Verticordia is a genus of very showy Australian plants, a number of which are well know in the cut flower trade. The vast majority are confined to Western Australia with two or three occurring in other states. The genus has undergone botanical revision in recent years and 99 species are now recognised. The popularity of some species for floral arrangements has resulted in overpicking from the wild and research into farming of selected forms is being undertaken. The plants are commonly referred to as “morrisons” or “feather flowers”, due to the fringed calyx lobes.
Verticordia pritzelii is a small shrub up tp 0.5 metres high by a similar width. It has small, linear leaves from 50 to 70mm long. The fringed, 5-petalled, pink flowers are about 8 mm in diameter and occur in clusters. They are usually seen in late spring and early summer.

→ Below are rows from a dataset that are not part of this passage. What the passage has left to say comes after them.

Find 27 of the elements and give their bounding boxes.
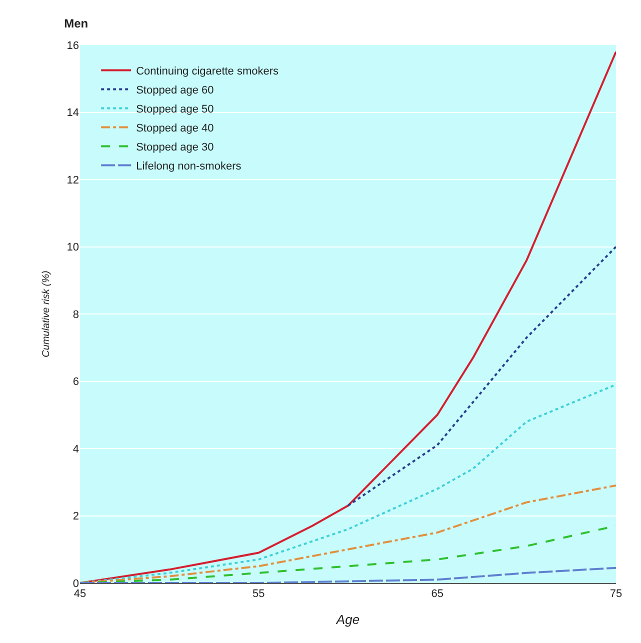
y-axis-title: Cumulative risk (%)	[40, 270, 52, 358]
legend-label: Continuing cigarette smokers	[136, 66, 280, 78]
y-tick-label: 16	[66, 40, 79, 52]
y-tick-label: 8	[72, 308, 79, 321]
line-series	[80, 566, 616, 583]
chart-title: Men	[64, 16, 88, 31]
x-tick-label: 55	[252, 588, 265, 600]
legend-label: Stopped age 60	[136, 84, 214, 97]
y-tick-label: 6	[72, 376, 79, 388]
line-series	[80, 50, 616, 583]
y-tick-label: 0	[72, 578, 79, 590]
line-series	[347, 246, 616, 507]
line-series	[80, 484, 616, 583]
x-tick-label: 75	[610, 588, 622, 600]
legend-label: Stopped age 30	[136, 142, 214, 154]
y-tick-label: 4	[72, 443, 79, 456]
x-axis-title: Age	[335, 612, 360, 627]
x-tick-label: 65	[431, 588, 444, 600]
legend-label: Lifelong non-smokers	[136, 160, 242, 173]
legend-label: Stopped age 40	[136, 122, 214, 135]
x-tick-label: 45	[74, 588, 86, 600]
y-tick-label: 14	[66, 107, 79, 120]
y-tick-label: 12	[66, 174, 79, 186]
line-series	[80, 384, 616, 583]
y-tick-label: 10	[66, 242, 79, 254]
y-tick-label: 2	[72, 510, 79, 523]
legend-label: Stopped age 50	[136, 104, 214, 116]
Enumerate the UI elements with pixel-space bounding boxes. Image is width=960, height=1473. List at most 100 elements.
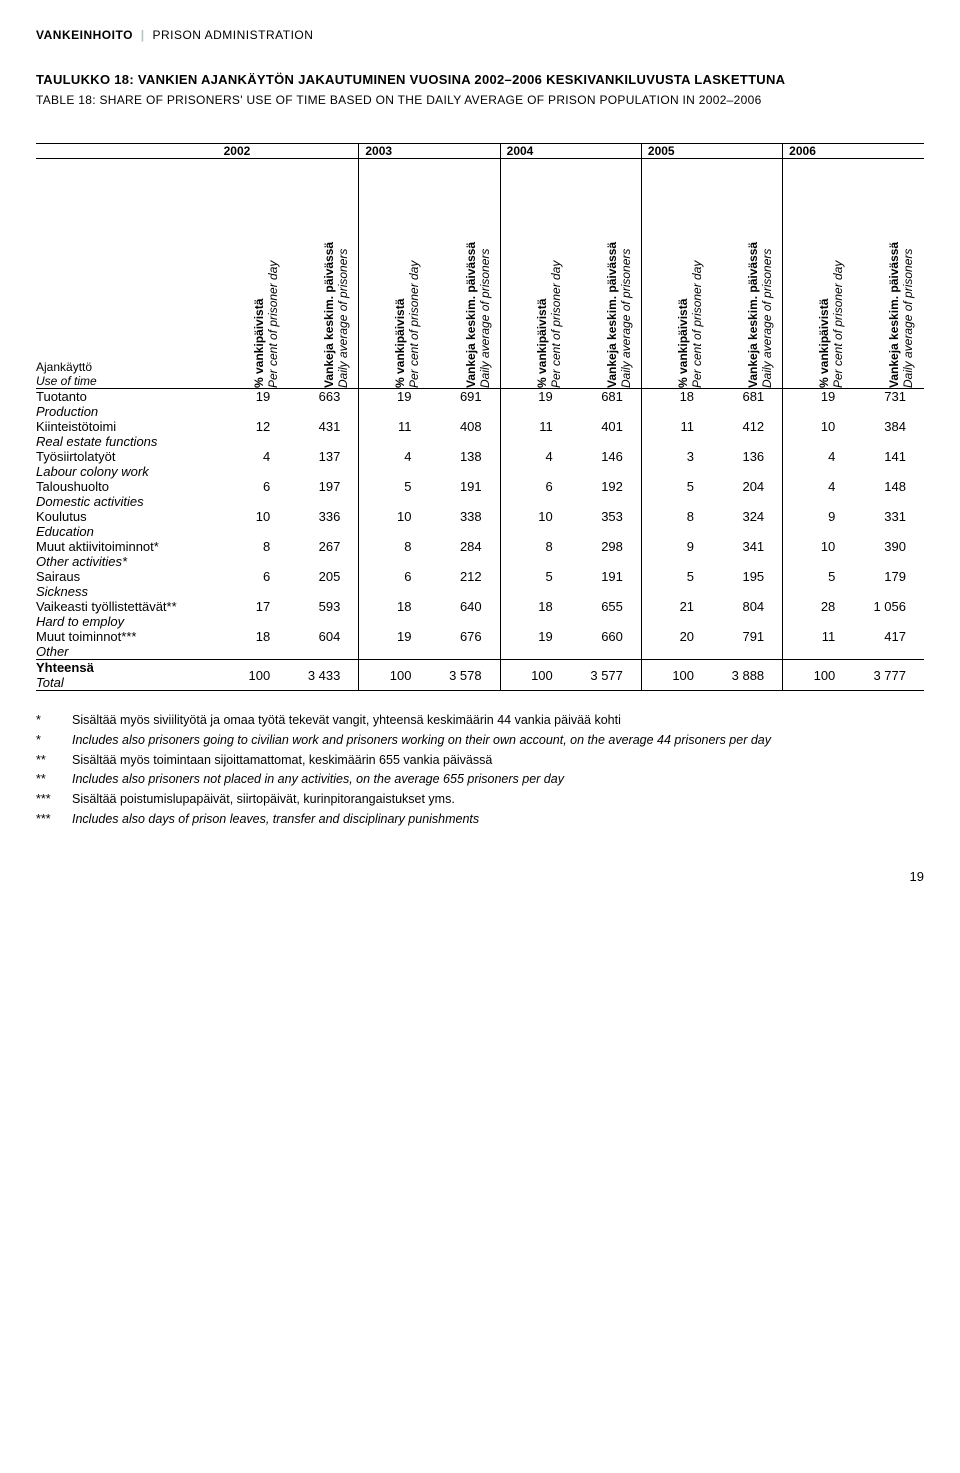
- row-label: KoulutusEducation: [36, 509, 218, 539]
- footnote: ***Sisältää poistumislupapäivät, siirtop…: [36, 790, 924, 809]
- cell: 18: [218, 629, 289, 660]
- cell: 205: [288, 569, 359, 599]
- cell: 4: [500, 449, 571, 479]
- cell: 660: [571, 629, 642, 660]
- row-label: TaloushuoltoDomestic activities: [36, 479, 218, 509]
- cell: 10: [783, 539, 854, 569]
- cell: 5: [641, 569, 712, 599]
- cell: 192: [571, 479, 642, 509]
- cell: 10: [218, 509, 289, 539]
- year-2005: 2005: [641, 144, 782, 159]
- row-label: SairausSickness: [36, 569, 218, 599]
- cell: 19: [218, 389, 289, 420]
- table-row: Muut toiminnot***Other186041967619660207…: [36, 629, 924, 660]
- cell: 28: [783, 599, 854, 629]
- cell: 604: [288, 629, 359, 660]
- cell: 408: [430, 419, 501, 449]
- cell: 655: [571, 599, 642, 629]
- cell: 593: [288, 599, 359, 629]
- cell: 195: [712, 569, 783, 599]
- cell: 18: [359, 599, 430, 629]
- row-label: KiinteistötoimiReal estate functions: [36, 419, 218, 449]
- cell: 141: [853, 449, 924, 479]
- cell: 8: [500, 539, 571, 569]
- cell: 298: [571, 539, 642, 569]
- cell: 9: [783, 509, 854, 539]
- cell: 20: [641, 629, 712, 660]
- table-row: Vaikeasti työllistettävät**Hard to emplo…: [36, 599, 924, 629]
- cell: 19: [500, 389, 571, 420]
- cell: 431: [288, 419, 359, 449]
- cell: 12: [218, 419, 289, 449]
- year-row: 2002 2003 2004 2005 2006: [36, 144, 924, 159]
- table-row: Muut aktiivitoiminnot*Other activities* 8…: [36, 539, 924, 569]
- row-header-label: Ajankäyttö Use of time: [36, 159, 218, 389]
- column-header-row: Ajankäyttö Use of time % vankipäivistäPe…: [36, 159, 924, 389]
- table-row: TaloushuoltoDomestic activities619751916…: [36, 479, 924, 509]
- cell: 146: [571, 449, 642, 479]
- cell: 4: [359, 449, 430, 479]
- cell: 791: [712, 629, 783, 660]
- cell: 691: [430, 389, 501, 420]
- cell: 10: [783, 419, 854, 449]
- row-label: Muut aktiivitoiminnot*Other activities*: [36, 539, 218, 569]
- cell: 11: [783, 629, 854, 660]
- cell: 5: [500, 569, 571, 599]
- cell: 412: [712, 419, 783, 449]
- total-row: Yhteensä Total 100 3 433 100 3 578 100 3…: [36, 660, 924, 691]
- breadcrumb-sep: |: [141, 28, 145, 42]
- cell: 8: [641, 509, 712, 539]
- footnote: *Includes also prisoners going to civili…: [36, 731, 924, 750]
- footnotes: *Sisältää myös siviilityötä ja omaa työt…: [36, 711, 924, 829]
- cell: 19: [359, 389, 430, 420]
- cell: 663: [288, 389, 359, 420]
- data-table: 2002 2003 2004 2005 2006 Ajankäyttö Use …: [36, 143, 924, 691]
- year-2003: 2003: [359, 144, 500, 159]
- cell: 179: [853, 569, 924, 599]
- cell: 191: [571, 569, 642, 599]
- cell: 19: [783, 389, 854, 420]
- cell: 138: [430, 449, 501, 479]
- table-row: KiinteistötoimiReal estate functions1243…: [36, 419, 924, 449]
- cell: 804: [712, 599, 783, 629]
- cell: 341: [712, 539, 783, 569]
- cell: 5: [783, 569, 854, 599]
- cell: 137: [288, 449, 359, 479]
- cell: 136: [712, 449, 783, 479]
- cell: 5: [641, 479, 712, 509]
- cell: 4: [783, 449, 854, 479]
- cell: 336: [288, 509, 359, 539]
- breadcrumb-fi: VANKEINHOITO: [36, 28, 133, 42]
- cell: 731: [853, 389, 924, 420]
- row-label: TyösiirtolatyötLabour colony work: [36, 449, 218, 479]
- cell: 11: [641, 419, 712, 449]
- cell: 19: [359, 629, 430, 660]
- cell: 6: [218, 569, 289, 599]
- cell: 11: [500, 419, 571, 449]
- cell: 681: [712, 389, 783, 420]
- footnote: **Includes also prisoners not placed in …: [36, 770, 924, 789]
- table-row: TyösiirtolatyötLabour colony work4137413…: [36, 449, 924, 479]
- cell: 11: [359, 419, 430, 449]
- cell: 390: [853, 539, 924, 569]
- page-number: 19: [36, 869, 924, 884]
- cell: 324: [712, 509, 783, 539]
- table-row: KoulutusEducation10336103381035383249331: [36, 509, 924, 539]
- table-row: SairausSickness62056212519151955179: [36, 569, 924, 599]
- row-label: Vaikeasti työllistettävät**Hard to emplo…: [36, 599, 218, 629]
- row-label: TuotantoProduction: [36, 389, 218, 420]
- cell: 401: [571, 419, 642, 449]
- cell: 197: [288, 479, 359, 509]
- cell: 417: [853, 629, 924, 660]
- cell: 676: [430, 629, 501, 660]
- table-title-en: TABLE 18: SHARE OF PRISONERS' USE OF TIM…: [36, 93, 924, 107]
- table-row: TuotantoProduction1966319691196811868119…: [36, 389, 924, 420]
- cell: 6: [218, 479, 289, 509]
- cell: 19: [500, 629, 571, 660]
- breadcrumb-en: PRISON ADMINISTRATION: [152, 28, 313, 42]
- cell: 6: [500, 479, 571, 509]
- cell: 18: [500, 599, 571, 629]
- cell: 10: [500, 509, 571, 539]
- cell: 10: [359, 509, 430, 539]
- cell: 384: [853, 419, 924, 449]
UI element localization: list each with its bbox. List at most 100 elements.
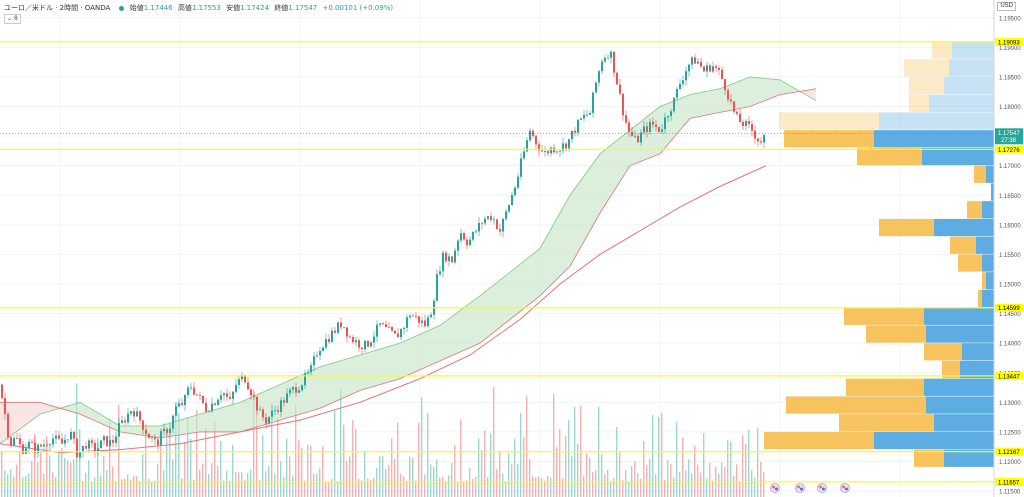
volume-bar <box>196 410 198 497</box>
volume-profile-bar-up <box>991 183 994 201</box>
cloud-segment <box>524 257 528 309</box>
candle-body <box>319 351 321 356</box>
candle-body <box>370 342 372 347</box>
volume-bar <box>448 475 450 497</box>
volume-bar <box>106 469 108 497</box>
candle-body <box>292 387 294 390</box>
candle-body <box>70 431 72 440</box>
candle-body <box>220 395 222 400</box>
volume-profile-bar-up <box>949 59 994 77</box>
volume-bar <box>499 452 501 497</box>
candle-body <box>226 393 228 397</box>
volume-bar <box>16 464 18 497</box>
candle-body <box>79 452 81 458</box>
candle-body <box>76 438 78 458</box>
candle-body <box>145 429 147 434</box>
candle-body <box>184 395 186 406</box>
candle-body <box>361 347 363 350</box>
candle-body <box>661 129 663 132</box>
horizontal-levels[interactable] <box>0 41 994 483</box>
candle-body <box>331 330 333 342</box>
candle-body <box>562 143 564 151</box>
cloud-segment <box>356 355 360 393</box>
cloud-segment <box>72 403 76 413</box>
symbol-title[interactable]: ユーロ／米ドル · 2時間 · OANDA <box>4 4 111 12</box>
candle-body <box>697 61 699 64</box>
candle-body <box>436 274 438 301</box>
candle-body <box>247 382 249 390</box>
cloud-segment <box>324 364 328 407</box>
event-markers[interactable] <box>770 483 850 493</box>
candle-body <box>730 99 732 102</box>
cloud-segment <box>292 377 296 417</box>
cloud-segment <box>448 316 452 358</box>
cloud-segment <box>260 391 264 426</box>
candle-body <box>130 411 132 414</box>
candle-body <box>52 438 54 445</box>
cloud-segment <box>576 181 580 256</box>
volume-bar <box>358 478 360 497</box>
volume-bar <box>178 412 180 497</box>
volume-bar <box>163 470 165 497</box>
volume-bar <box>265 471 267 497</box>
cloud-segment <box>120 426 124 433</box>
candle-body <box>478 222 480 232</box>
candle-body <box>337 322 339 333</box>
volume-bar <box>739 481 741 497</box>
candle-body <box>400 328 402 338</box>
cloud-segment <box>200 412 204 432</box>
cloud-segment <box>132 426 136 435</box>
candle-body <box>487 216 489 219</box>
volume-bar <box>73 459 75 497</box>
cloud-segment <box>644 115 648 161</box>
candle-body <box>196 394 198 396</box>
volume-bar <box>565 436 567 497</box>
volume-bar <box>613 477 615 497</box>
cloud-segment <box>764 78 768 101</box>
candle-body <box>409 315 411 318</box>
candle-body <box>364 340 366 350</box>
candle-body <box>493 219 495 221</box>
cloud-segment <box>28 402 32 424</box>
volume-profile-bar-down <box>779 112 879 130</box>
candle-body <box>514 187 516 196</box>
candle-body <box>340 322 342 328</box>
candle-body <box>553 147 555 153</box>
candle-body <box>88 440 90 449</box>
candle-body <box>604 57 606 62</box>
candle-body <box>58 435 60 439</box>
candle-body <box>49 444 51 446</box>
currency-label[interactable]: USD <box>997 2 1016 11</box>
volume-bar <box>118 404 120 497</box>
volume-bar <box>463 481 465 497</box>
volume-bar <box>442 476 444 497</box>
indicator-toggle-button[interactable]: ⌄ 8 <box>4 14 21 24</box>
volume-bar <box>328 481 330 497</box>
volume-bar <box>610 481 612 497</box>
candle-body <box>100 440 102 449</box>
candle-body <box>760 141 762 143</box>
candle-body <box>685 71 687 81</box>
candle-body <box>82 446 84 453</box>
candle-body <box>349 336 351 338</box>
candle-body <box>307 372 309 374</box>
cloud-segment <box>548 227 552 288</box>
candle-body <box>658 126 660 132</box>
volume-bar <box>661 412 663 497</box>
candle-body <box>346 327 348 337</box>
candle-body <box>274 410 276 412</box>
volume-bar <box>487 477 489 497</box>
price-axis[interactable]: 1.195001.190001.185001.180001.175001.170… <box>993 0 1024 497</box>
volume-bar <box>127 474 129 497</box>
volume-bar <box>439 477 441 497</box>
candle-body <box>202 395 204 403</box>
volume-bar <box>289 456 291 497</box>
volume-bar <box>376 467 378 497</box>
volume-bar <box>589 457 591 497</box>
cloud-segment <box>776 79 780 97</box>
volume-bar <box>481 450 483 497</box>
cloud-segment <box>40 402 44 415</box>
cloud-segment <box>16 402 20 432</box>
economic-event-flag-icon <box>797 485 800 489</box>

Being native to a Mediterranean-type climate of very dry summers and wet winters, verticordias, in general, have not proven to be easily cultivated in more humid climates. V.pritzelii is no exception, however, it has been flowered successful in Sydney in a very well drained, raised garden bed in an open situation. In drier climates, cultivation should be more successful.
Propagation can be carried out from seed but germination can be erratic and slow, sometimes taking well over a year. Cuttings of hardened, current season’s growth can be successful may may not give a high percentage strike. The use of a root-promoting hormone seems advantageous. Because of the horticultural potential of verticordias generally, some research into grafting has been carried out . This is showing some success using Darwinia citriodora or Chamelaucium uncinatum (Geraldton wax) as rootstocks.